The decision comes after an independent adviser hired to review the transaction declared that Carbacid’s offer to buy the company at Kes 63.5 per share undervalues the industrial and medical gases manufacturer by 30.8 %.
Dyer & Blair Advice to BOC
Dyer and Blair Investment Bank wrote to the company’s board, stating that the company has a fair value of Kes 91.76, which is an aggregate of Kes 1.7 billion.
The investment bank settled on the fair value of Kes 91.76 as a middle ground after applying various methods that gave a value range from kes 61.55 to kes 127.4.
The company has since responded to Dyer and Blair’s opinion by telling its shareholders that it will not tell them whether or not to sell their shares to Carbacid, leaving the shareholders to decide on the final option on weather to accept or reject the offer.
“Having carefully considered the opinion of the independent adviser … the board unanimously agrees that the price of Kes 63.5 does not reflect a fair value of the company,” BOC says in a circular to shareholders.
This comes after Carbacid Investments Plc’s (CIL) shareholders approved the acquisition of up to 100 per cent of BOC Kenya Plc (BOC).

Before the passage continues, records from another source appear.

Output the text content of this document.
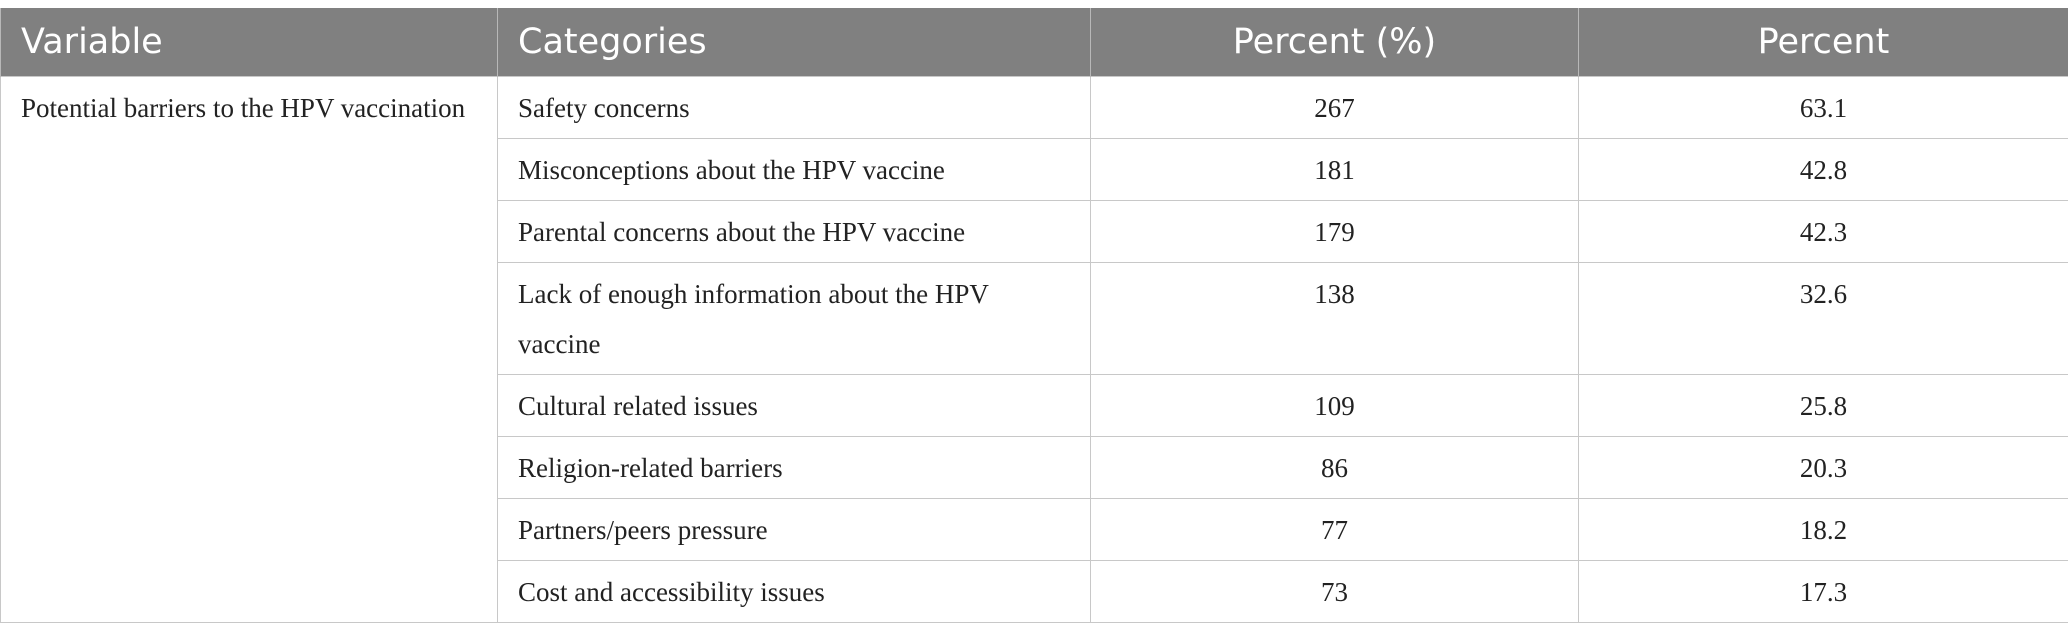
Variable	Categories	Percent (%)	Percent
Potential barriers to the HPV vaccination	Safety concerns	267	63.1
	Misconceptions about the HPV vaccine	181	42.8
	Parental concerns about the HPV vaccine	179	42.3
	Lack of enough information about the HPV vaccine	138	32.6
	Cultural related issues	109	25.8
	Religion-related barriers	86	20.3
	Partners/peers pressure	77	18.2
	Cost and accessibility issues	73	17.3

The proposal was voted upon and approved at Carbacid’s 49th annual general meeting of the shareholders.
However, despite the controversy, Carbacid plans to continue with the buyout and intends to purchase as many BOC shares as will be made available at the Kes 63.5 per share offer price.
The company has however warned potential disagreeing shareholders that they could face compulsory buyout or retain stakes in a company whose shares do not trade on the NSE should Carbacid hit ownership thresholds allowing it to delist the medical gases manufacturer or squeeze out its minority investors.
This offer is NOT conditional as to acceptances. This means that its success does not depend on the offerors achieving a given level of acceptances,” BOC says in the circular.